Thursday, February 19, 2009

"Wear your Cap"

I got into baseball by virtue of the fact that I was literally raised by an American – Robert Ray Hollingsworth from Atlanta, Georgia.

“Uncle Ray” found his way into our family after having hired my late grandfather as his lawyer for a civil case he had here in the Philippines. He lost almost everything he had to his Filipino business partners who cheated him out of the business he started with his late wife.

Uncle Ray got me into baseball at an early age, such that I was on the Little League Team of our school by the time I was in Grade 3. I practiced after school every day, and came on Saturdays for whole day practice.

“Wear your cap!” Uncle Ray would always tell me. I don’t know how or when caps became known as “bull caps” today, but back then they were very simply (and clearly) “ball caps”.

So, I put on my cap whenever Uncle Ray was around. And since I wasn’t a catcher, I was forbidden to wear it the way catchers did: with the visor turned all the way around. Catchers wore their caps that way because they couldn’t wear their face masks if the visor were positioned in the front.

So anyway, there I was on a Saturday afternoon, warming up with an older player (Brian Ang, a batch mate of my older brother Jad). We went through the stretching and the jogging as a team already, and Brian and I were passing the baseball back and forth, taking a step back with every toss.

That afternoon, I DIDN’T wear my cap. Uncle Ray just couldn’t convince me enough (or I was just plain too hardheaded).

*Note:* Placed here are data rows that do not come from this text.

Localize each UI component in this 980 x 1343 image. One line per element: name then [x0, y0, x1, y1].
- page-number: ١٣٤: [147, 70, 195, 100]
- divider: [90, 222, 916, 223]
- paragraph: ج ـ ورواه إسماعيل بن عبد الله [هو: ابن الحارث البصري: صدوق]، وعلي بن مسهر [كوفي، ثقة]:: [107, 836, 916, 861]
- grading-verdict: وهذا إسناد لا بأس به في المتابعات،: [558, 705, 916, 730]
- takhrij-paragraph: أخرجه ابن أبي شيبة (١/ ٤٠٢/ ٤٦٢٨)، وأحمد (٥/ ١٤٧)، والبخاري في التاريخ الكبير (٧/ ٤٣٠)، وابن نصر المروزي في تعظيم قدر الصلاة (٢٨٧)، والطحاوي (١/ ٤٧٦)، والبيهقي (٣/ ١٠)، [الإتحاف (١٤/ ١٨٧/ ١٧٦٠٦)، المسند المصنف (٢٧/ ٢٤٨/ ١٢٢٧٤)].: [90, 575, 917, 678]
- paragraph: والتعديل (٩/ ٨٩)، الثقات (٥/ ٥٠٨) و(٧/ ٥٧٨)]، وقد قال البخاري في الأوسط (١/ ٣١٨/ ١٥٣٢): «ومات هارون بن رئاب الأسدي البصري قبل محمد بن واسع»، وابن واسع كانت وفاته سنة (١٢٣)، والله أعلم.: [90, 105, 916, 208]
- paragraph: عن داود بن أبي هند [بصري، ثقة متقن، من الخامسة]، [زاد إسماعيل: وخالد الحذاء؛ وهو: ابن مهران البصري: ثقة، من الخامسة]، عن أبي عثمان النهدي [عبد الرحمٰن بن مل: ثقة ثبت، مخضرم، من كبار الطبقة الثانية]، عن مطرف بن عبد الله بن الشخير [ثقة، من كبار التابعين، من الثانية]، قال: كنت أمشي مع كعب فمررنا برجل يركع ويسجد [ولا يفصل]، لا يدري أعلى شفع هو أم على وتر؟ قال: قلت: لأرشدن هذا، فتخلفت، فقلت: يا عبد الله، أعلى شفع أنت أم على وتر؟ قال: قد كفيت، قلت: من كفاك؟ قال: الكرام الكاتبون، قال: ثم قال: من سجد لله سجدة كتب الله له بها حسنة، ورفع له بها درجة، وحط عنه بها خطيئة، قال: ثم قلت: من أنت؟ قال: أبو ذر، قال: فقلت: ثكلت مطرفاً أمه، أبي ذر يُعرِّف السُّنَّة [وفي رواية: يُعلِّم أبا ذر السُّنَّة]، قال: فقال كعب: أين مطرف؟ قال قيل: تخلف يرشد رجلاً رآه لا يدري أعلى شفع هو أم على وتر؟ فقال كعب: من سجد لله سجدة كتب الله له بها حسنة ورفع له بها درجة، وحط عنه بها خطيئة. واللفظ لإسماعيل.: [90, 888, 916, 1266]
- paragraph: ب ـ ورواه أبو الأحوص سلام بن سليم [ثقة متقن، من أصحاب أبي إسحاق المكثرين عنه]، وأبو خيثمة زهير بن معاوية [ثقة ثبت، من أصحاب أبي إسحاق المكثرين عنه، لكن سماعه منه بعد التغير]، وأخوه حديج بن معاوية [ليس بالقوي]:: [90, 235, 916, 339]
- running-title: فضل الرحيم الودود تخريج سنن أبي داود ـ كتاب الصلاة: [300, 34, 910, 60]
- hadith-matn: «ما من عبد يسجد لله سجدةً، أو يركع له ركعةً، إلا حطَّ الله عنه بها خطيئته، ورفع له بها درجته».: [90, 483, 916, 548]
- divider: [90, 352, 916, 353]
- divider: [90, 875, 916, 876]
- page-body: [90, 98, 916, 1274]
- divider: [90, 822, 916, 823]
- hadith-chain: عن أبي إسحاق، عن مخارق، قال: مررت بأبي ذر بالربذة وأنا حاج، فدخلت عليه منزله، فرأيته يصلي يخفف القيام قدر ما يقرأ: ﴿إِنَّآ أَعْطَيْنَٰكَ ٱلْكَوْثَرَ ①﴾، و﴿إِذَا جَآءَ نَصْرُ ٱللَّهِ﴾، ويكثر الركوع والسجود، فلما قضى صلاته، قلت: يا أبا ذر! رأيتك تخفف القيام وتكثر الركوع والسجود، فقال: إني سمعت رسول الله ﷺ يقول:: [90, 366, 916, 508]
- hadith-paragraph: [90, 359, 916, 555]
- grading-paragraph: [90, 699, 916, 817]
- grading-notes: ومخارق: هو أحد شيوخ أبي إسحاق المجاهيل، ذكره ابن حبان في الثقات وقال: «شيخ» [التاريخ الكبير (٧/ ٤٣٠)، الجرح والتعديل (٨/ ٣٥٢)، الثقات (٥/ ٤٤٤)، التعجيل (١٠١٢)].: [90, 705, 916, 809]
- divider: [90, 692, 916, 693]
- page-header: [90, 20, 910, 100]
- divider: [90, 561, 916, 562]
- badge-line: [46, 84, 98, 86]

The throwing got stronger and stronger as Brian and I moved farther and farther away from each other. It was a relatively small field (it was the vacant field where the Angelo King Center for Performing Arts Building is now located). As we passed the baseball back and forth, I was talking with another player on my side of the field. Between catches and throws, I’d look around to the other players.

And then it hit me.

It literally hit me.

Next thing I knew, I was looking up at the face of Uncle Ray, and Brian Ang was standing behind him. Apparently I had looked away at the wrong time, and Brian had already thrown the ball in my direction. A good throw too, as it hit me in the left eye.

A few minutes and several ice cubes later, I was sitting up again. The whole team was laughing it off, and I, still in a daze, could just manage a dizzy smile.

After making sure I was okay, Uncle Ray said “I told you to wear your cap, but you wouldn’t listen”.

The cap’s visor would have certainly deflected the ball, and had I been wearing it then, I may have gotten just a little bump on the head instead of a whack in the eye.

The Lord also reminds us to put on our caps. In fact, in Ephesians 6, St. Paul tells the Church in Ephesus to “Put on the armor of God so that you may be able to stand firm against the tactics of the devil. For our struggle is not with flesh and blood but with the principalities, with the powers, with the world rulers of this present darkness, with the evil spirits in the heavens. Therefore, put on the armor of God, that you may be able to resist on the evil day and, having done everything, to hold your ground. So stand fast with your loins girded in truth, clothed with righteousness as a breastplate, and your feet shod in readiness for the gospel of peace.” (Eph. 6:11-15)

In our everyday lives, we find ourselves distracted by many things: problems, debts, illness, trials, common everyday fears. Even normally good aspects of life may become distractions: work, children, spouses, friends and even triumphs and joys. In many of these cases, we fail to remember that beyond the day-to-day struggle for survival is the never ending struggle for eternal life. It is a struggle already won for us by Jesus’ death on the cross – all we need to do is to accept and live in this victory, and to do so triumphantly means that we should protect ourselves.

Only if we put on this armor will we be truly ready to enjoy playing this game called life.

I learned this the hard way. And for a few days after that, I had the black eye to prove it.